(272b) Machine Learning Predicts Functional Classes of Family 7 Glycoside Hydrolases with High Accuracy | AIChE

(272b) Machine Learning Predicts Functional Classes of Family 7 Glycoside Hydrolases with High Accuracy


Gado, J. - Presenter, University of Kentucky
Payne, C. M., National Renewable Energy Laboratory
Ståhlberg, J., Swedish University of Agricultural Sciences
Borisova, A., Swedish University of Agricultural Sciences
Glycoside hydrolases (GH) are a class of enzymes that catalyze the hydrolysis of glycosidic bonds in saccharides. They are utilized in industries, such as the biofuel and textile industries, for enzymatic degradation and reorganization of saccharides. GHs are presently classified into 152 families based on sequence identity. Family 7 glycoside hydrolases (GH7s) are predominantly found in fungi and are often the largest composition by mass of the secretomes of cellulolytic fungi.

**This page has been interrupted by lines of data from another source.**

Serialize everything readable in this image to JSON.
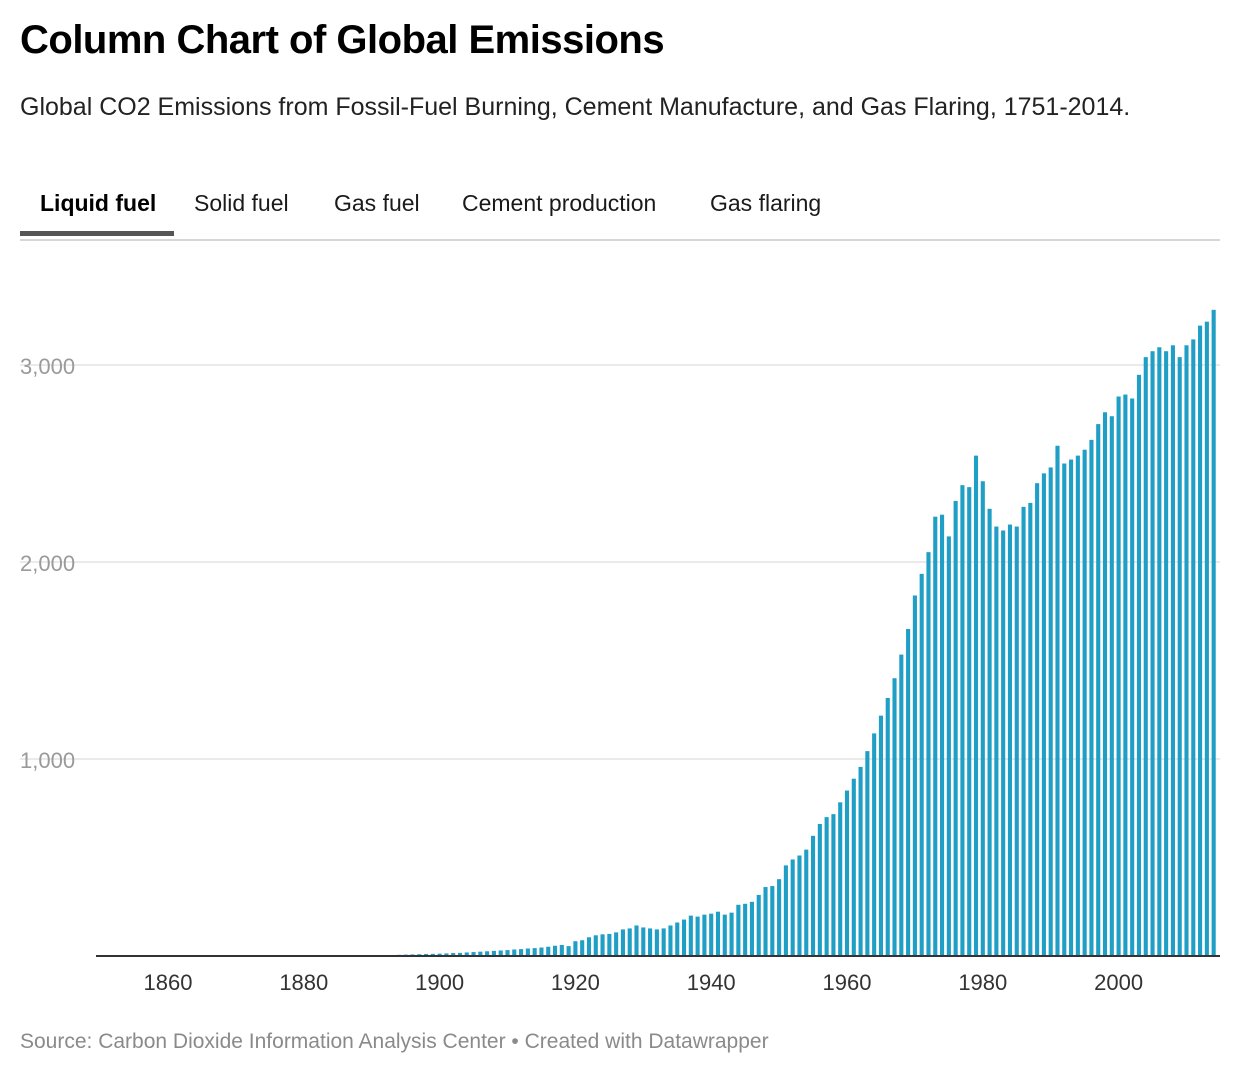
{
  "header": {
    "title": "Column Chart of Global Emissions",
    "subtitle": "Global CO2 Emissions from Fossil-Fuel Burning, Cement Manufacture, and Gas Flaring, 1751-2014."
  },
  "tabs": [
    {
      "label": "Liquid fuel",
      "active": true
    },
    {
      "label": "Solid fuel",
      "active": false
    },
    {
      "label": "Gas fuel",
      "active": false
    },
    {
      "label": "Cement production",
      "active": false
    },
    {
      "label": "Gas flaring",
      "active": false
    }
  ],
  "footer": {
    "source": "Source: Carbon Dioxide Information Analysis Center",
    "separator": "•",
    "credit": "Created with Datawrapper"
  },
  "colors": {
    "bar": "#1f9ec6",
    "grid": "#e3e3e3",
    "axis": "#333333",
    "tick_label": "#9a9a9a"
  },
  "chart_data": {
    "type": "bar",
    "title": "Column Chart of Global Emissions",
    "subtitle": "Global CO2 Emissions from Fossil-Fuel Burning, Cement Manufacture, and Gas Flaring, 1751-2014.",
    "xlabel": "",
    "ylabel": "",
    "xlim": [
      1850,
      2014
    ],
    "ylim": [
      0,
      3300
    ],
    "x_ticks": [
      1860,
      1880,
      1900,
      1920,
      1940,
      1960,
      1980,
      2000
    ],
    "x_tick_labels": [
      "1860",
      "1880",
      "1900",
      "1920",
      "1940",
      "1960",
      "1980",
      "2000"
    ],
    "y_ticks": [
      1000,
      2000,
      3000
    ],
    "y_tick_labels": [
      "1,000",
      "2,000",
      "3,000"
    ],
    "grid": true,
    "series_name": "Liquid fuel",
    "categories": [
      1890,
      1891,
      1892,
      1893,
      1894,
      1895,
      1896,
      1897,
      1898,
      1899,
      1900,
      1901,
      1902,
      1903,
      1904,
      1905,
      1906,
      1907,
      1908,
      1909,
      1910,
      1911,
      1912,
      1913,
      1914,
      1915,
      1916,
      1917,
      1918,
      1919,
      1920,
      1921,
      1922,
      1923,
      1924,
      1925,
      1926,
      1927,
      1928,
      1929,
      1930,
      1931,
      1932,
      1933,
      1934,
      1935,
      1936,
      1937,
      1938,
      1939,
      1940,
      1941,
      1942,
      1943,
      1944,
      1945,
      1946,
      1947,
      1948,
      1949,
      1950,
      1951,
      1952,
      1953,
      1954,
      1955,
      1956,
      1957,
      1958,
      1959,
      1960,
      1961,
      1962,
      1963,
      1964,
      1965,
      1966,
      1967,
      1968,
      1969,
      1970,
      1971,
      1972,
      1973,
      1974,
      1975,
      1976,
      1977,
      1978,
      1979,
      1980,
      1981,
      1982,
      1983,
      1984,
      1985,
      1986,
      1987,
      1988,
      1989,
      1990,
      1991,
      1992,
      1993,
      1994,
      1995,
      1996,
      1997,
      1998,
      1999,
      2000,
      2001,
      2002,
      2003,
      2004,
      2005,
      2006,
      2007,
      2008,
      2009,
      2010,
      2011,
      2012,
      2013,
      2014
    ],
    "values": [
      3,
      4,
      5,
      5,
      6,
      7,
      8,
      9,
      10,
      11,
      12,
      13,
      15,
      16,
      18,
      20,
      22,
      24,
      26,
      28,
      30,
      33,
      35,
      38,
      40,
      43,
      47,
      52,
      56,
      50,
      75,
      80,
      95,
      105,
      110,
      112,
      120,
      135,
      140,
      155,
      145,
      140,
      135,
      140,
      155,
      170,
      185,
      205,
      200,
      210,
      215,
      225,
      210,
      220,
      260,
      265,
      275,
      310,
      350,
      355,
      390,
      460,
      490,
      510,
      540,
      610,
      670,
      705,
      720,
      780,
      840,
      900,
      960,
      1040,
      1130,
      1220,
      1310,
      1410,
      1530,
      1660,
      1830,
      1940,
      2050,
      2230,
      2240,
      2130,
      2310,
      2390,
      2380,
      2540,
      2410,
      2270,
      2180,
      2160,
      2190,
      2180,
      2280,
      2300,
      2400,
      2450,
      2480,
      2590,
      2500,
      2520,
      2540,
      2570,
      2620,
      2700,
      2760,
      2740,
      2840,
      2850,
      2830,
      2950,
      3040,
      3070,
      3090,
      3070,
      3100,
      3040,
      3100,
      3130,
      3200,
      3220,
      3280
    ]
  }
}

In the biofuel industry, GH7s are the primary components of the enzymatic cocktails used in cellulose degradation. GH7s fall into one of two classes: cellobiohydrolases (CBHs) or endoglucanases (EGs). GH7 CBHs hydrolyze cellulose processively, i.e. they carry out multiple catalytic steps without dissociating from the substrate. GH7 EGs, on the other hand, are non-processive and dissociate from the substrate after hydrolyzing a glycosidic bond. Processive GH7s (CBHs) have become a focus of research because they provide the greatest hydrolytic potential in enzymatic cellulose degradation. As many of the known GH7 sequences have not yet been classified in terms of activity, we have set out to develop a predictive approach for classifying GH7 activity. We first retrieved a large and diverse set of 1,521 GH7 sequences from the genomic databases. The functional classes (i.e. CBH or EG) are reported for only about 30% of these GH7s. We trained multiple machine learning classifiers (decision tree, SVM, naïve Bayes and logistic regression) using known structural differences between GH7 CBHs and EGs as features. We determined, using Monte Carlo cross validation, that the overall accuracy of the machine learning classifiers ranges from 95 to 97%, suggesting that GH7 functional class can be readily predicted from sequence alone.